Question

With reference to ionization potential which one of the following sets is correct?
(a)- Li > K > B
(b)- B > Li > K
(c)- Cs > Li > K
(d)- Cs < Li < K

Answer 1

Hint: The ionization potential depends on the outer electronic configuration of the element. Size is also the factor on which the ionization potential depends.

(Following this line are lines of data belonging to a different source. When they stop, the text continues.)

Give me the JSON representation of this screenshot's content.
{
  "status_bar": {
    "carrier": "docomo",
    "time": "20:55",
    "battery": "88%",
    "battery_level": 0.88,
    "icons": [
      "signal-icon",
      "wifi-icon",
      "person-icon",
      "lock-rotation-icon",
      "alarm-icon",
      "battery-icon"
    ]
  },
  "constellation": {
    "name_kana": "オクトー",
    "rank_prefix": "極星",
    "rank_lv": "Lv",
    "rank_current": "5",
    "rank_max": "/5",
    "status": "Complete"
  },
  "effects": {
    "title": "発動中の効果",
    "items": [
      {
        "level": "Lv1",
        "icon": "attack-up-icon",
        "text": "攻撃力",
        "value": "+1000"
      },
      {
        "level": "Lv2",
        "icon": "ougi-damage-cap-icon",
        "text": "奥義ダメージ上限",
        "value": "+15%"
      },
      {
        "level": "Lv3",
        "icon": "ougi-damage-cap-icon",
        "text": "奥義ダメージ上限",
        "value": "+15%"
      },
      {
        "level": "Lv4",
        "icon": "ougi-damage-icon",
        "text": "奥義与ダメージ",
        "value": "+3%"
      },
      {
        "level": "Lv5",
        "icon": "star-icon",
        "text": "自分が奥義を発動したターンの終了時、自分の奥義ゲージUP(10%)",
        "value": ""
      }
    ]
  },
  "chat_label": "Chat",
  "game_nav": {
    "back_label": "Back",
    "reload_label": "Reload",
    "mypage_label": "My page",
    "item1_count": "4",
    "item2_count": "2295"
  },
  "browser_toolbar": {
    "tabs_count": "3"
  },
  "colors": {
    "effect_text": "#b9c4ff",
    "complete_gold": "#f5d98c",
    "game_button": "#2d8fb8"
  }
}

Ionization potential is inversely proportional to the size of the atom.

Complete answer:
Let us first understand the ionization enthalpy of ionization potential.
Ionization enthalpy is also known as ionization potential because it is the minimum potential difference which is used to remove the most loosely bound electron from an isolated gaseous atom to convert it into a gaseous cation.
The factors on which the ionization potential depends are nuclear charge, size, half or fully filled orbitals etc.

As the nuclear charge increases the ionization potential also increases.
As the size increases the ionization potential decreases.
In the fully filled or half orbitals the ionization potential is exceptionally high due to extra stability.
Hence, along the period the ionization potential increases and down the group the ionization potential decreases.
Let us now see the properties of the elements one by one.

Li– lithium:
It belongs to group 1and it is the first element. Its electronic configuration is\[1{{s}^{2}}2{{s}^{1}}\]. Its atomic radius is 152pm.
Its ionization potential is 520 kJ/mol.

K– potassium:
It also belongs to group 1and is the third element. Its electronic configuration is\[1{{s}^{2}}2{{s}^{2}}2{{p}^{6}}3{{s}^{2}}3{{p}^{6}}4{{s}^{1}}\]. Its atomic radius is 227pm.
Its ionization potential is 419 kJ/mol.

Cs- cesium:
It also belongs to group 1and is the fifth element Its electronic configuration is\[1{{s}^{2}}2{{s}^{2}}2{{p}^{6}}3{{s}^{2}}3{{p}^{6}}3{{d}^{10}}4{{s}^{2}}4{{p}^{6}}4{{d}^{10}}5{{s}^{2}}5{{p}^{6}}6{{s}^{1}}\]. Its atomic radius is 265pm.
Its ionization potential is 376 kJ/mol.

B- boron:
It belongs to group 13and it is the first element. Its electronic configuration is\[1{{s}^{2}}2{{s}^{2}}2{{p}^{1}}\]. Its atomic radius is 85pm.
Its ionization potential is 801 kJ/mol.

So, with these observations we can conclude, the ionization potential has the following order:
B > Li > K > Cs

So, the correct option is (b)- B > Li > K

Note: You may get confused that boron would have the least ionization potential because it is the element of group 13 and the rest of them belong to group 1. But while moving along the period the size of the atom decreases. Hence. Boron is the smallest atom among them.